Не знаю почему, но разговор зашел о лоботомии. Кажется, один из инженеров поинтересовался, не может ли эта операция помочь его психически больному дальнему родственнику. Каждый из присутствовавших имел свое мнение по этому вопросу. Некоторые считали лоботомию полезной, однако большинство - даже нейрохирурги - и слышать о ней не хотели.
Затем речь зашла о том, что может сделать с мозгом ребенка автомобильная катастрофа. Тема эта обсуждалась со всеми малоприятными подробностями - разговоры врачей между собой вообще не для слабонервных. Завязался напряженный спор, и собеседники не замечали ничего вокруг. Как вдруг послышался глухой стук. Мы все очнулись и увидели, что знакомый Уотермена лежит без чувств на полу. На его лбу блестели капли пота. Уотермен нагнулся над ним и пощупал его пульс.
- Вряд ли это что-нибудь серьезное, - сказал он. - Это мой пациент, но он вполне разумен, и я надеялся; что наше общество его развлечет. Он страдает амнезией, и мы не знаем даже его настоящей фамилии. Мне не следовало рисковать и брать его с собой. Давайте побыстрее вынесем его отсюда, и можно будет продолжать беседу.

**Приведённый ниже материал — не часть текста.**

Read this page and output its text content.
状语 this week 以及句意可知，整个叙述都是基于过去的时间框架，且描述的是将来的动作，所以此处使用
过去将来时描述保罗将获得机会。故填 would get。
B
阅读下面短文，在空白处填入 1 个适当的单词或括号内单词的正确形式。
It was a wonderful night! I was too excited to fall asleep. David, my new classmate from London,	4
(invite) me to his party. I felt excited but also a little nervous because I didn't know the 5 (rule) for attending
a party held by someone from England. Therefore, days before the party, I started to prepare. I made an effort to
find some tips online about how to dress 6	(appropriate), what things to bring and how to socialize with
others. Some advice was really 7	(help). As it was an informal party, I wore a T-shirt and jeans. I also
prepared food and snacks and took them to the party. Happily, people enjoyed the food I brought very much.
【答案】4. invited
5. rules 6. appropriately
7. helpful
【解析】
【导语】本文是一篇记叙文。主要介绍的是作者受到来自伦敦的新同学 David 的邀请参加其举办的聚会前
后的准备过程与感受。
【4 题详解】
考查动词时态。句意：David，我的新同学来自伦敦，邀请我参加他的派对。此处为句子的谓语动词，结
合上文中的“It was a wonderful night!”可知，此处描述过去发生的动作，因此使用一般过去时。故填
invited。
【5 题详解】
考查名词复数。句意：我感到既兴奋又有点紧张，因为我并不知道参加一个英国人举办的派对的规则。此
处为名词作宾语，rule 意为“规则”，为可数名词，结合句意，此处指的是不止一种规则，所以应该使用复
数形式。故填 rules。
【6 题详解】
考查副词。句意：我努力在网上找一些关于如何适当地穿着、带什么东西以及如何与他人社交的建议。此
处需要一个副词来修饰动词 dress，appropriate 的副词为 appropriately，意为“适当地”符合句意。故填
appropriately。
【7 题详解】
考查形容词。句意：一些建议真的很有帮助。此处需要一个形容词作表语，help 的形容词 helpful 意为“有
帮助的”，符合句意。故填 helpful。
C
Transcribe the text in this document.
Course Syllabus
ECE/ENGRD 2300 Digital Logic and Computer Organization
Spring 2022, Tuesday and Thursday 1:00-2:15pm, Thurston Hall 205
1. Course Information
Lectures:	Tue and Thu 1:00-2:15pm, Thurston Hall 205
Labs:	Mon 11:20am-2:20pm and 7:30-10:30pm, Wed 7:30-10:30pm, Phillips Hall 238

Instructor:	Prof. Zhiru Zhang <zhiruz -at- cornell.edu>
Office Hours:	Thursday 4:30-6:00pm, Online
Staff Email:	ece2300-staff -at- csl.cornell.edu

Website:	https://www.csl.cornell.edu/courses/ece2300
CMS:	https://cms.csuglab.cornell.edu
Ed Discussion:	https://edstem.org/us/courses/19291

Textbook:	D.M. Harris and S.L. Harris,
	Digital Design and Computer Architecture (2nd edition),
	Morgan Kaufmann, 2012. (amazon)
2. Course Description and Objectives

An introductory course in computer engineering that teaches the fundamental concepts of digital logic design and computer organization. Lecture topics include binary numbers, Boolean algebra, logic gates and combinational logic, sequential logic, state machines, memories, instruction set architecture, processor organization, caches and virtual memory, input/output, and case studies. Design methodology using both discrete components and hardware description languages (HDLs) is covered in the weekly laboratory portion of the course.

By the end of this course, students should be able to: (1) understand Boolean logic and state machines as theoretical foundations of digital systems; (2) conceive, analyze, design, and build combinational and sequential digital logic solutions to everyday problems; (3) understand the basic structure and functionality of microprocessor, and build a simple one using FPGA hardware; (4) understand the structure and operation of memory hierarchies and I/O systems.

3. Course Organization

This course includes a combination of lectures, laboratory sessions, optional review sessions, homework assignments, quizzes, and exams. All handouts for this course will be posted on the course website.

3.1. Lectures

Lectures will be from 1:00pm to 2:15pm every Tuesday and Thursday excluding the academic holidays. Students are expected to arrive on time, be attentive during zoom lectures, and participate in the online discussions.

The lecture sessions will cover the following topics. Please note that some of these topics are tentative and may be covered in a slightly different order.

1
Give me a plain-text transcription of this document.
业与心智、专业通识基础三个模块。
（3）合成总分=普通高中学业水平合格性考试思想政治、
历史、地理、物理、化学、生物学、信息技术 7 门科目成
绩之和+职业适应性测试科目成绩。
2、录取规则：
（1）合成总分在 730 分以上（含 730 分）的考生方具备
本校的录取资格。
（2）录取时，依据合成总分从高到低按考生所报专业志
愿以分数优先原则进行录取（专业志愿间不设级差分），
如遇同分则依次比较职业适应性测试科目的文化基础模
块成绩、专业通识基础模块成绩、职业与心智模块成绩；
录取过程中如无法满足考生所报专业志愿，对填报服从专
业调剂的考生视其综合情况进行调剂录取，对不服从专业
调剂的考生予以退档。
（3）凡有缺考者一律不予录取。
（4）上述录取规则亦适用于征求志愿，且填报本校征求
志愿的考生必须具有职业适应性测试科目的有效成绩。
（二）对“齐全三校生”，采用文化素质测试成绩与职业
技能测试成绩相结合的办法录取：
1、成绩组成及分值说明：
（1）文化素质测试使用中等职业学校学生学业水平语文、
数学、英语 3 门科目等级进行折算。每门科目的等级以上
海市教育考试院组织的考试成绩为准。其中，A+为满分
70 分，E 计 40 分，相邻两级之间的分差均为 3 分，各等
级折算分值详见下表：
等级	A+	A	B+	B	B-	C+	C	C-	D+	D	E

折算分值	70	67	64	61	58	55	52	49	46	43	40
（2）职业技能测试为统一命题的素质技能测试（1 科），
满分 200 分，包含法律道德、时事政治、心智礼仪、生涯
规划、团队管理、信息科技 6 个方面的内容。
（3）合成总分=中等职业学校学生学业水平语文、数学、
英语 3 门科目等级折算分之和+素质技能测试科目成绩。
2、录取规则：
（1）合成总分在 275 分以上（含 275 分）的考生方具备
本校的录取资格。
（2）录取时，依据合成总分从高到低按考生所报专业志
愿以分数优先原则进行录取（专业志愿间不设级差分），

Уотермен позвонил к себе в больницу и вызвал санитарную машину, а двое из наших врачей переговорили с владельцем ресторана. Он был недоволен случившимся, однако разрешил нам перенести больного в одну из задних комнат, где его положили на диван. Он понемногу приходил в себя. Было очевидно, что он находится в состоянии сильнейшего возбуждения и растерянности. Он что-то бессвязно бормотал. Можно было разобрать слова: "гангстеры", "маленький Поль", "Марта" и "столкновение". Слова эти слагались во фразы, но он говорил так тихо, что никто ничего не мог понять.
Уотермен сходил в гардероб за своим чемоданчиком и дал больному что-то успокаивающее, по-моему, снотворное. Больной было затих, но действие подобных средств никогда нельзя предугадать заранее. Вскоре он открыл глаза и заговорил более громко и внятно. Речь его стала связной.
Уотермен - хороший врач и умеет пользоваться благоприятными возможностями.
- Я не могу упустить такого случая, - воскликнул он. - Он заговорил. Примерно полтора месяца назад полицейский нашел его в подворотне. Из полиции его переслали к нам. Он не помнит даже своей фамилии. Мы знаем, что он врач, и нетрудно догадаться, что он перенес тяжелое душевное потрясение и, возможно, не одно. До сих пор он набирался сил, и мы не хотели тормозить выздоровление излишними расспросами. Но раз он заговорил сам, то приступим!
Наблюдать возвращение исчезнувшей памяти было захватывающе интересно. Уотермен умел обращаться с больными, и всем доставляло большое удовольствие слушать, как виртуозно он задает вопросы. Утраченная было личность постепенно возникала перед нами, как лицо утопленника, которого вытаскивают баграми из воды. Я не делал никаких заметок, но Уотермен заносил все в свою черную книжечку, и нижеследующий диалог я взял из его записей.